Questions about the legal system in the Soviet Union during the first twenty years of Soviet power invariably evoke images of tribunals and show trials rigging cases to promote class warfare, persecute phantom enemies, and eliminate Joseph Stalin's political opponents. As sensationalized as they have been, show trials and political tribunals were not the norm and the notion that Soviet justice was inherently corrupt has been overstated. The overwhelming majority of Soviet citizens who were accused of crimes during the 1920s were not hauled before tribunals or publicly denigrated in orchestrated show trials.

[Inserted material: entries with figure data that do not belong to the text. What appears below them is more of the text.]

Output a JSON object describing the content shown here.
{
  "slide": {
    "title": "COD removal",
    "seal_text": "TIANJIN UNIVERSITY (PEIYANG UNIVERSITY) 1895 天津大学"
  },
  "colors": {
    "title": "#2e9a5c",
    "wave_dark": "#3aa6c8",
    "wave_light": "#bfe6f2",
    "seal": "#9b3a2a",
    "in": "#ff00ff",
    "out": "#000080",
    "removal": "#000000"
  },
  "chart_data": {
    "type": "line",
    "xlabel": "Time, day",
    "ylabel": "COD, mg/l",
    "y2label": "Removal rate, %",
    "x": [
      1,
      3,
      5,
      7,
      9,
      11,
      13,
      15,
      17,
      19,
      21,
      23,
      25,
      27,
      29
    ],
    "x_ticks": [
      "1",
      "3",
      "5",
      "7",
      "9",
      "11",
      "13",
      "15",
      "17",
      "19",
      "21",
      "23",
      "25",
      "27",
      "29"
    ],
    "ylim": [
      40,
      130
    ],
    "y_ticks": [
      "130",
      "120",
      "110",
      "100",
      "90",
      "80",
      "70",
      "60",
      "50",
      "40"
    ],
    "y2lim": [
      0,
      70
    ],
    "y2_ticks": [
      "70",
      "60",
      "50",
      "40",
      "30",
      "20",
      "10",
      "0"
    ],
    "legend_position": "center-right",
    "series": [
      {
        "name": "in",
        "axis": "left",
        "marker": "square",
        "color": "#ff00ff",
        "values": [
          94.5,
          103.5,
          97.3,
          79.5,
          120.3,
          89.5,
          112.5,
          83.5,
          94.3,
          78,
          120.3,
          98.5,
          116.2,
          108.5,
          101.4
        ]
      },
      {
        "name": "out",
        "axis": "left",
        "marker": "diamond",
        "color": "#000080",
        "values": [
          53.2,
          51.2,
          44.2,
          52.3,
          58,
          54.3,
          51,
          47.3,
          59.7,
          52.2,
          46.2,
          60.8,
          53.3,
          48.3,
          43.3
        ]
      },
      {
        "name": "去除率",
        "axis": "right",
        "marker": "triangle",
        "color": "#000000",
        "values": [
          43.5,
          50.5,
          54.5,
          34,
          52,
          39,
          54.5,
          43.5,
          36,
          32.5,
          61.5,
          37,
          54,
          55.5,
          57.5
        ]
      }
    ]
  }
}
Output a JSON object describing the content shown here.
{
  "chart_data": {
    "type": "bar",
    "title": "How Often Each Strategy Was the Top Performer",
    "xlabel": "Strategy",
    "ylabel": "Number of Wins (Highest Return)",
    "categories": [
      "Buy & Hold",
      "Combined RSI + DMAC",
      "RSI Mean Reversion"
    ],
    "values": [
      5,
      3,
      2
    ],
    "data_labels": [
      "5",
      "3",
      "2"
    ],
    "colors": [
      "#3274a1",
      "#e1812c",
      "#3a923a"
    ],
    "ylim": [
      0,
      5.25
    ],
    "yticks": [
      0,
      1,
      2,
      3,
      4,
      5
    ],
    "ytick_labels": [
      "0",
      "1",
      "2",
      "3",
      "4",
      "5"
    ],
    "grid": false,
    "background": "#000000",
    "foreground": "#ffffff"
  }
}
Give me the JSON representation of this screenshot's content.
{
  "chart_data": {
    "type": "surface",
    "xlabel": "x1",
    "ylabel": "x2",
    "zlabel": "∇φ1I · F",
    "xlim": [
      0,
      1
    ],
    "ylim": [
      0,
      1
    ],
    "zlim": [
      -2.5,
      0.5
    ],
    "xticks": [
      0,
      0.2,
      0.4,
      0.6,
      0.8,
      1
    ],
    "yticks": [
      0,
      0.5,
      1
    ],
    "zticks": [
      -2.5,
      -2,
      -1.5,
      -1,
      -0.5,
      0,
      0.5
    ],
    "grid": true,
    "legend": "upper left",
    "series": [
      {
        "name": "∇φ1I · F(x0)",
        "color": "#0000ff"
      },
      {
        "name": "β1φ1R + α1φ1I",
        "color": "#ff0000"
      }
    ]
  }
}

Instead, they were presented with a tiered court system reliant on minutely worded criminal codes, judicial officials expected to follow procedural norms, and the legacies of Tsarist and French legal practices and institutions.

It is this system of justice which most Soviet citizens accused of crimes encountered, and it is this system of justice which is the focus of this dissertation. Unlike previous scholarly work dealing with the Soviet judiciary during the period of the NEP, this dissertation employs an analytical framework based on close readings of criminal case records. From an institutional standpoint, case files of criminal appeals are examined to determine how different seats of power within the judiciary exerted their influences against each other in disputes over verdicts, and how different institutions challenged the judiciary over questions of jurisdiction and the application of sentences. From a legal standpoint, judicial decisions at both the court of initial instance and appellant instances are cross-referenced with legal codes and legislation to determine how well Soviet judges understood the wording and intent of codified law. From the standpoint of the criminals themselves, the wording of appeals is analyzed to determine how convicts understood the law, their place in Soviet society, and what they thought they needed to say to gain redemption. Ultimately, this dissertation shows how judges, procurators, investigators, and individuals brought before courts understood how Soviet power and justice functioned in the realm of criminal appeals during the infancy of the Soviet Union.